№4/3, 2010 - Проза

Инна Иохвидович
В щели

- Галька! Хватит смотреть, мне петрушка нужна!
- Галька, иди сюда!
- Эй, Галька!
- Га-ль-к-а-а!
«Не дадут посмотреть!» - с досадой подумала она, и оборачиваясь в сторону кухни, прокричала, будто огрызнулась:
- Сейчас иду!
Но и позже, когда рубила и чистила коренья и быстро, до мельканья в глазах, крошила зелень и подавала поварам и буфетчице, словно зачарованная, продолжала она вспоминать о танцах там, в ресторанном зале, об этих разодетых и надушенных дамах, надменных в ощущении своего женского обаяния и потому властных; и мужчин, довольных всем: ужином, музыкой, своей женщиной...И их тела, то тесно прижатые друг к другу, почти слитые в медленной, тягучей мелодии, а то колышущиеся, отпрыгивающие и вновь приближающиеся в истошном, рокочущем ритме.
Вот уже два года, работая зеленщицей в ресторане, из вечера в вечер, стоя на пороге кухни, она смотрела в зал, наблюдая всё это, и никак насмотреться не могла! Это было лучше, чем в кино, потому что представления чужой жизни были объёмны, а оттого правдивы: на висках и носиках женщин блестели капли пота, помада на губах была съеденной, пальцы лоснились, как ни оттирали их салфеткой, после цыплят табака... Они сморкались и ковыряли в носу и в зубах, икали, чихали и отрыгивали...

Женщины из ресторанной кухни относились к посетителям иначе. Они почти никогда не покидали пределов кухни, а если и случалось кому-нибудь из них очутиться на пороге зала, то, с презрением и ненавистью оглядев публику, они тут же уходили.
- Ты, Галька, будто завидуешь им?! – говорили они ей. – А кто они такие! Дурни, которых мы обираем, а официанты обсчитывают! Чем им кичиться? Тем, что могут своих баб свести сюда, потанцевать да ещё музыкантам приплатить? А мы ведь после работы с сумками полными идём! Ты ж вон сама несёшь каждый вечер, чуть не надрываешься. Так чё ж ты на них глазеешь? Что в них эдакого? Над ними только посмеяться можно, ведь сюда ходить – всё одно что деньги палить.
Галька согласно кивала, ей были понятны и ненависть, и презрение товарок к тем, как и их невысказываемое, глубинное желание оказаться на месте тех.
Только что она приняла свою ежевечернюю дозу вина, и оно теплом в животе и груди, терпким вкусом во рту, лёгким кружением головы и ощущением невесомости невольно заставляло её мурлыкать только что отыгранный в зале оркестром мотив.

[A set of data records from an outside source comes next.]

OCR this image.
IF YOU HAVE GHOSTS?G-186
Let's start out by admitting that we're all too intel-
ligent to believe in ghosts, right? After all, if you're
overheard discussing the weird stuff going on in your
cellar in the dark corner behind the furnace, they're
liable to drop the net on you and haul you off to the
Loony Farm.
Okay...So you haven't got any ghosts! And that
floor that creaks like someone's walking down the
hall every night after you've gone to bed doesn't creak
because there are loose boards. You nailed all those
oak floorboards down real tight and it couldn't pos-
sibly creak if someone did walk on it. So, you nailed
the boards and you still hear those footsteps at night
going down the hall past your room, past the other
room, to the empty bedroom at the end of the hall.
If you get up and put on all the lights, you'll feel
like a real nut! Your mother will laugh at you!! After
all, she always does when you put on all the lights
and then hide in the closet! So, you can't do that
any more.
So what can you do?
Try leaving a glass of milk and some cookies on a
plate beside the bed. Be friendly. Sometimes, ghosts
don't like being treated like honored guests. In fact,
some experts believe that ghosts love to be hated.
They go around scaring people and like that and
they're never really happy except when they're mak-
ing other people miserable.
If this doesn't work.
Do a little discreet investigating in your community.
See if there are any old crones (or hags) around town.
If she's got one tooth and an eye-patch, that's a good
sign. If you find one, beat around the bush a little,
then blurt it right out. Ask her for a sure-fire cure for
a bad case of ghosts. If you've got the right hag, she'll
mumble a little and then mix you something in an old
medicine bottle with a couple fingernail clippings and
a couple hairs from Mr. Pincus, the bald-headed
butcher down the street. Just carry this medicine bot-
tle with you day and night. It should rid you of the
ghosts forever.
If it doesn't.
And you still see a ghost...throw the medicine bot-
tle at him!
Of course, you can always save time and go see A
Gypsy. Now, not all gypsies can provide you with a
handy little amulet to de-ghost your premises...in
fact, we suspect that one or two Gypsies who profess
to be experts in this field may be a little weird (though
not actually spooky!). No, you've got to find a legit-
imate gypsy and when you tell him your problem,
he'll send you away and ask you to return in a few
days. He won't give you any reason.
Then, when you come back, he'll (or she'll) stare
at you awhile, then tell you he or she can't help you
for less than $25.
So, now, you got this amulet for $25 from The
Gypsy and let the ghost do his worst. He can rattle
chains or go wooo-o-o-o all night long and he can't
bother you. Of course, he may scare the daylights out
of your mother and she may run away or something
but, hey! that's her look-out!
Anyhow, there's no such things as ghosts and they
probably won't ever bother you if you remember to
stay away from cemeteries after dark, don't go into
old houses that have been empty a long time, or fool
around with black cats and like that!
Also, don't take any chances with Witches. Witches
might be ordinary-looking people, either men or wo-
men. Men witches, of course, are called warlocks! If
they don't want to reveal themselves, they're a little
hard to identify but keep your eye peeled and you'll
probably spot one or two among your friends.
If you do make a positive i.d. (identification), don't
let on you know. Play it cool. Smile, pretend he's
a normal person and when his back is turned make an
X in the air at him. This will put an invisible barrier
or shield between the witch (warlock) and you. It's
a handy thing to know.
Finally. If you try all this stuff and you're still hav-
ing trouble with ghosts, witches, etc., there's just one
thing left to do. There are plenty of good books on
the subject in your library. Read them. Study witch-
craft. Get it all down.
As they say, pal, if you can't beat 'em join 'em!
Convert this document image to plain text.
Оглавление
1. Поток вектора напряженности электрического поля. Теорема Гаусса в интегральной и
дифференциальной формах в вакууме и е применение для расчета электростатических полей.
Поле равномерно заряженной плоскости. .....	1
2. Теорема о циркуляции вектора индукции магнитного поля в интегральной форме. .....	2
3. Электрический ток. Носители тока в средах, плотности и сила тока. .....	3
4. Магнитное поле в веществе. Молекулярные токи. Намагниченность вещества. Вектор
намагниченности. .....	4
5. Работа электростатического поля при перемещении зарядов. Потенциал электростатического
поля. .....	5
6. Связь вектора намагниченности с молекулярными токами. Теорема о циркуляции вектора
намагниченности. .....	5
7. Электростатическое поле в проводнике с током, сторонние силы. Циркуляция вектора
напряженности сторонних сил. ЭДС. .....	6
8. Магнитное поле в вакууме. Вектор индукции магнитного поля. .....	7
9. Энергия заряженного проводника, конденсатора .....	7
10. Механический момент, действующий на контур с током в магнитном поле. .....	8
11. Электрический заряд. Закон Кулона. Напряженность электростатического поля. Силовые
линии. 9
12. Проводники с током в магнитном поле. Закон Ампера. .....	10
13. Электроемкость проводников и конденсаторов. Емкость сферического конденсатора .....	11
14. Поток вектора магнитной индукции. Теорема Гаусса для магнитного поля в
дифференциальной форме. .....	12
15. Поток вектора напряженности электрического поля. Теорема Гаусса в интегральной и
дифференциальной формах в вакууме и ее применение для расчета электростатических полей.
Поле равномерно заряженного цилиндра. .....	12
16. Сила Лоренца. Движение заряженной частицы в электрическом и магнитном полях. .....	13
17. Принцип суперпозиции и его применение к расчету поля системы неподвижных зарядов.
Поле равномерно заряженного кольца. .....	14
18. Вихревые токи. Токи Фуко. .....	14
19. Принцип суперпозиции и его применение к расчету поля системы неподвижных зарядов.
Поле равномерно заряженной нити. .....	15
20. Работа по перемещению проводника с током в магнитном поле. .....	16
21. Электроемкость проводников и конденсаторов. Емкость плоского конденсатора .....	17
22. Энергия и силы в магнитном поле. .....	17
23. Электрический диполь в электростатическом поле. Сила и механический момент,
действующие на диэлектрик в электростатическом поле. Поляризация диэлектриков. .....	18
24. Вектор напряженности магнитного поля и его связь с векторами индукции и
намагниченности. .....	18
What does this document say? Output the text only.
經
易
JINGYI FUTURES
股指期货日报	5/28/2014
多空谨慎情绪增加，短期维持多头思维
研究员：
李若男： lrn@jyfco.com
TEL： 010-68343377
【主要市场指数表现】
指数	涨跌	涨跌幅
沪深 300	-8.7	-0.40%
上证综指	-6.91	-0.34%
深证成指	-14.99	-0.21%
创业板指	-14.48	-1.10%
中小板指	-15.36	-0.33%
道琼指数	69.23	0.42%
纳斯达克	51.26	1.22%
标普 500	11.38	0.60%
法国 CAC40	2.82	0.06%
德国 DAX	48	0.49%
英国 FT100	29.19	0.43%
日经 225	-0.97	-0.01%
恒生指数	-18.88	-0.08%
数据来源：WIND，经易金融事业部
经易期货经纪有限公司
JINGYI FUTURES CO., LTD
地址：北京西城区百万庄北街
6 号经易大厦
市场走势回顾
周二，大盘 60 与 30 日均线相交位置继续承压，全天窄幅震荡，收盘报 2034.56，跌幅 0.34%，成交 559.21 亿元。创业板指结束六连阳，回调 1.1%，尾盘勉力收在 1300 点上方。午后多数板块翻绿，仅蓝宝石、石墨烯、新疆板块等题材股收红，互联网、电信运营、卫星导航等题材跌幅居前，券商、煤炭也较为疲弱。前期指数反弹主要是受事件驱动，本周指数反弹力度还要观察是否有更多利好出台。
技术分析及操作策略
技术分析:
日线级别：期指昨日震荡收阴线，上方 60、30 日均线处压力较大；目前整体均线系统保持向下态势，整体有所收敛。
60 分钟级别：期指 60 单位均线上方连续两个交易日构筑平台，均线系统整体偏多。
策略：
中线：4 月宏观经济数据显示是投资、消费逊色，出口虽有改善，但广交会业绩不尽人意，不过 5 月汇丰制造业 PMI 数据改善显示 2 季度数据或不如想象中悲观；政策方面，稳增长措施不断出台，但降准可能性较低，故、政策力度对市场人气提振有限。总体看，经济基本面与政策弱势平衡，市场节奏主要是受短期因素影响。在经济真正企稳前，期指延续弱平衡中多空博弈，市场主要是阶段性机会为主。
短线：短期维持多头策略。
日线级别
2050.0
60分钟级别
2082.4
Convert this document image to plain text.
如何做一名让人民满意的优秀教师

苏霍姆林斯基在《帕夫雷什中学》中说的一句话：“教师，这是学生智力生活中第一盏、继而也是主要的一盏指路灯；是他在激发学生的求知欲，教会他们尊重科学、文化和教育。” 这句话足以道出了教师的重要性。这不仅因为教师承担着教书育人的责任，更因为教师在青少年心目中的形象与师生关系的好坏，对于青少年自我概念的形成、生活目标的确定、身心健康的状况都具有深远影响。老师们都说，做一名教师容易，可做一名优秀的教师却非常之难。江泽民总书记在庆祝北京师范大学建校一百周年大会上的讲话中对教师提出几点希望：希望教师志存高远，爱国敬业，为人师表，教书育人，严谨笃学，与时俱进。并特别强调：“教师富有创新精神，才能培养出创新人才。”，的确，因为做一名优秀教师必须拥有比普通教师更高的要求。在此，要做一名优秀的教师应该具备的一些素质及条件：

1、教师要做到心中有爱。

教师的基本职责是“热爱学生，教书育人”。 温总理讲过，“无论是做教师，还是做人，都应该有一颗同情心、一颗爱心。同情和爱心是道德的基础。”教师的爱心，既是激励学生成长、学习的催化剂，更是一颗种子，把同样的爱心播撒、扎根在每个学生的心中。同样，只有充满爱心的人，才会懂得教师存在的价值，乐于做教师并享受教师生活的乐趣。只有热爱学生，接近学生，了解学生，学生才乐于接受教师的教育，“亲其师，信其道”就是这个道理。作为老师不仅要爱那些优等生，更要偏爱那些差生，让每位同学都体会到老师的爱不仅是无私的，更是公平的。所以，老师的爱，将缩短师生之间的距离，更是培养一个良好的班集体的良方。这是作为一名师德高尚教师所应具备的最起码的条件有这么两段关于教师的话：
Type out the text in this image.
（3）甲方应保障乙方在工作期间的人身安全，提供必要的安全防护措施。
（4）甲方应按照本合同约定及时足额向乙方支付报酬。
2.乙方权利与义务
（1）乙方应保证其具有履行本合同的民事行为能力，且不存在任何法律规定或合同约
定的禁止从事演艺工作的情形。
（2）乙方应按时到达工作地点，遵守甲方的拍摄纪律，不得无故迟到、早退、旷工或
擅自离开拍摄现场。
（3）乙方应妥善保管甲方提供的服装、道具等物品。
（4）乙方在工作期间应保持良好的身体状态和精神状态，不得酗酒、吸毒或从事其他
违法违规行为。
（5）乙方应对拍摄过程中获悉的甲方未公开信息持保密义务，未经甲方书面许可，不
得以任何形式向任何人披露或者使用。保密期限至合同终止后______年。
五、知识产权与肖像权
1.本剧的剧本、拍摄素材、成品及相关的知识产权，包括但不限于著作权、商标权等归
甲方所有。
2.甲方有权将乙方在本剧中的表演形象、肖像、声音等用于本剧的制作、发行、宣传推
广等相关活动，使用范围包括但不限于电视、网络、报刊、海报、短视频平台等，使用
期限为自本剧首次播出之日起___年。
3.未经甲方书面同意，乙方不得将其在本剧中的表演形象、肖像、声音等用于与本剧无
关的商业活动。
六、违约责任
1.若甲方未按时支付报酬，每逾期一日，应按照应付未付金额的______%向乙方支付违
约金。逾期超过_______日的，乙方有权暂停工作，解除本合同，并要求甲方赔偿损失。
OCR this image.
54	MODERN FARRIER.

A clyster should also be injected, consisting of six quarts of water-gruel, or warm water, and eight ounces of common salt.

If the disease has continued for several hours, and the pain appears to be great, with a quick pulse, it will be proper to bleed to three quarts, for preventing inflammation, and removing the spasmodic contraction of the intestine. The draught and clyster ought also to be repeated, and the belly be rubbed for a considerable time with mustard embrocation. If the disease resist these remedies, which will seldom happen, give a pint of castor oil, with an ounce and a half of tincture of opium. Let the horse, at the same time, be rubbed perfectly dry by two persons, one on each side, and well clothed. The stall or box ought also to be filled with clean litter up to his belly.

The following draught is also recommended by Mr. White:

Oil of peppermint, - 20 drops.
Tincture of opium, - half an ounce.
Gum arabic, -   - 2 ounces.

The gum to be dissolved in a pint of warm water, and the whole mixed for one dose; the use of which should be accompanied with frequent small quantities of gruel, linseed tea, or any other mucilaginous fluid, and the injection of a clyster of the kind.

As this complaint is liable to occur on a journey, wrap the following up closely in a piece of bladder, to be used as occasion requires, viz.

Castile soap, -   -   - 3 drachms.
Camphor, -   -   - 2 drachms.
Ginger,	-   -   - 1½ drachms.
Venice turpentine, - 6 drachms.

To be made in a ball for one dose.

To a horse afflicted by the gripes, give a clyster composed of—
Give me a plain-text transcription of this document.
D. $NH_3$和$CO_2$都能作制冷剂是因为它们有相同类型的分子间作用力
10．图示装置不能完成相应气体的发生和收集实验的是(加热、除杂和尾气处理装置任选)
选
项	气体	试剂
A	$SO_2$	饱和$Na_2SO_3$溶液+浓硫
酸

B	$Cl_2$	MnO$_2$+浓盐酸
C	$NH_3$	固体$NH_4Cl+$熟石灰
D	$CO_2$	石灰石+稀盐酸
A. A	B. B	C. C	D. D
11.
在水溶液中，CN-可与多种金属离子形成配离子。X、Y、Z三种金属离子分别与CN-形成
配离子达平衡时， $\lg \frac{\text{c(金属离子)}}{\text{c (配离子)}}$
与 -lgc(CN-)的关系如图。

Никто из работавших на кухне не обращал внимания на эту, как они считали, малость придурковатую женщину, уже немолодую, но которую все называли Галькой, всегда немного навеселе, щедрую и безалаберную. Они ничего не знали о ней, кроме того, что одинокая, живёт вместе со старухой-матерью в полуподвале.
Галька, сама об этом не подозревая, была уникальным существом. Про неё вряд ли можно было сказать, что она умеет думать. Она удивлялась! Удивлялась всему и всем... Странным, непостижимо загадочным для неё было буквально всё: рождение и смерть, стремление мужчины обладать женщиной, женское влечение к нему, сам акт, последующее мужское бегство, сон, ток, пар, радио, телефон и ТВ. Поезда, троллейбусы и самолёты...и до бесконечности. Объяснения, какие бы ни давались ей, безграмотной женщине, не устраняли тайны и непонятности.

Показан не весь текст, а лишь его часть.